I had the opportunity to work with a successful high school head coach, Chuck Pratt. He was Perrysburg’s coach for 23 years. He was very detailed in practice plans, worked the players very hard, and taught me so much about the way to treat kids fairly. Coaching with many of the assistant coaches over the years has helped me develop many lifelong friendships.

You’re in your fifth decade working with teenagers. How have kids changed since you started in the late 1970s?

One of the biggest changes is the knowledge the kids bring to the classroom and the athletic field. Technology has all of us only one click away from getting information. Computer football games, ESPN analysts, and the ability coaches have today to break down film with the players have improved the players’ football knowledge. With respect to the social pressure, it was there in the 70s, but it is more extreme today with all the social networking that exists.

You began the annual Regional High School all-star football game in 1991. Explain what that experience has meant to you?

I attended the Fostoria all-star game with a Perrysburg booster officer, Dan Arquette. That game gave us the idea that we could start an all-star game in the Toledo area. Perrysburg has the practice fields to host the teams, and our location is easy to get to. Over 40 schools are represented in the game. Teams and players that were rivals during the season get a chance to meet and play on the same team.

A man who teaches, coaches, and becomes an athletic director assumes a big time commitment away from his family. How has your family adapted to this reality?

My wife, Kim, has been very supportive. She has helped me make some wise decisions as we talk about situations that I have been faced with. Maybe it’s the offensive play called at a game, or an idea that I had to motivate a team, or my bad attitude. She keeps me on track and has been my barometer. I have been very grateful for that. My three children all attended the Perrysburg school district and have also been supportive.

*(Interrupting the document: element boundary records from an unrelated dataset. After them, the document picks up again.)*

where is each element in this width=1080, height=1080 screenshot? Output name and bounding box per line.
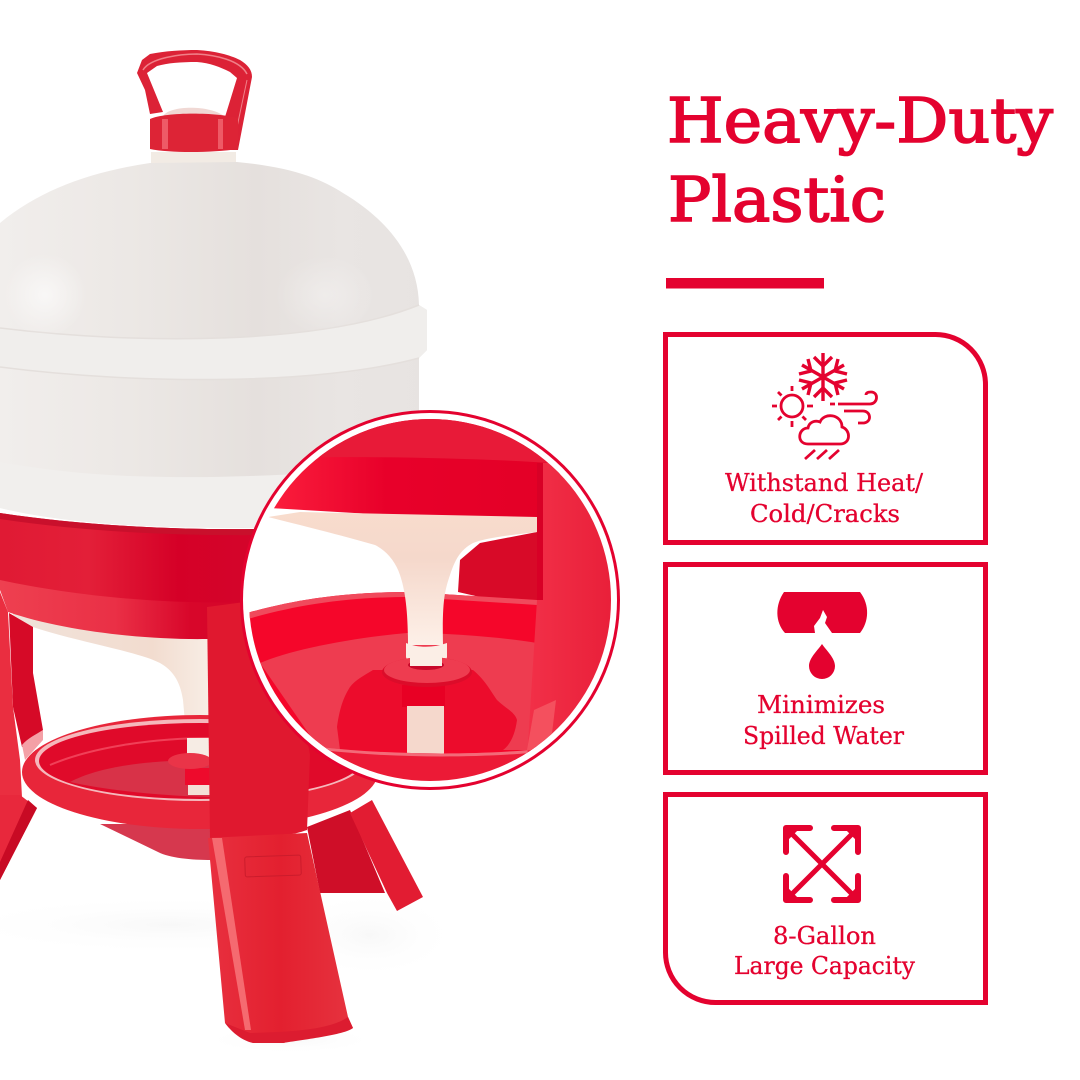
label <box>743 691 905 750</box>
label: 8-Gallon <box>773 922 876 950</box>
upper red collar <box>274 419 560 517</box>
heading: Heavy-Duty <box>667 84 1053 157</box>
icon: weather <box>772 353 877 459</box>
divider bar <box>666 278 824 288</box>
zoomed detail photo <box>245 415 620 800</box>
product photo: poultry waterer <box>0 50 460 1054</box>
nozzle cup <box>382 658 472 707</box>
funnel <box>268 512 537 645</box>
stem nipple <box>168 738 212 795</box>
front rim <box>325 748 530 781</box>
label: Cold/Cracks <box>750 500 900 528</box>
cloud <box>800 416 849 444</box>
translucent tank <box>0 162 427 528</box>
nipple collar <box>406 643 447 658</box>
label <box>725 469 924 528</box>
label: Withstand Heat/ <box>725 469 924 497</box>
sun <box>772 386 813 427</box>
main leg <box>207 600 310 840</box>
wind <box>830 392 877 423</box>
panel: 8-gallon capacity <box>666 794 986 1002</box>
magnified circle callout <box>240 410 620 800</box>
funnel and stem <box>13 610 212 745</box>
floor shadow <box>0 890 460 1054</box>
panel: withstand heat cold cracks <box>666 334 986 542</box>
handle <box>137 50 252 150</box>
back leg <box>458 532 537 600</box>
label: Spilled Water <box>743 722 905 750</box>
heading <box>667 84 1053 236</box>
lower stem <box>407 706 444 756</box>
cone under tray <box>100 824 212 860</box>
red collar <box>0 513 255 640</box>
tray rim <box>247 592 537 760</box>
left leg <box>0 592 43 880</box>
drip tray <box>22 715 378 829</box>
screw cap <box>150 108 238 152</box>
snowflake <box>799 353 847 401</box>
heading: Plastic <box>668 163 886 236</box>
label <box>734 922 915 980</box>
icon: dripping trough <box>777 592 867 679</box>
label: Large Capacity <box>734 952 915 980</box>
icon: expand arrows <box>786 828 858 900</box>
panel: minimizes spilled water <box>666 564 986 772</box>
main foot <box>208 833 353 1043</box>
front leg <box>528 463 611 752</box>
tray floor <box>260 633 537 750</box>
rain <box>805 450 839 459</box>
back foot <box>307 800 423 911</box>
label: Minimizes <box>757 691 885 719</box>
bottle neck <box>151 152 236 166</box>
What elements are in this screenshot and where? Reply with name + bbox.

There has been a major overhaul in recent years in the structure of leagues in this area. What is your take on that, and do you see further change on the horizon?

There are several reasons leagues realign. Competitiveness, travel distance, and student enrollment are a few considerations. Another consideration is trying to find non-league games in the area. What has taken place in the city from the competitive viewpoint will, in my opinion, be best for both the newly formed TRAC and the City League. The Northern Lakes League has added Napoleon, but currently there is no discussion to make any changes in the near future.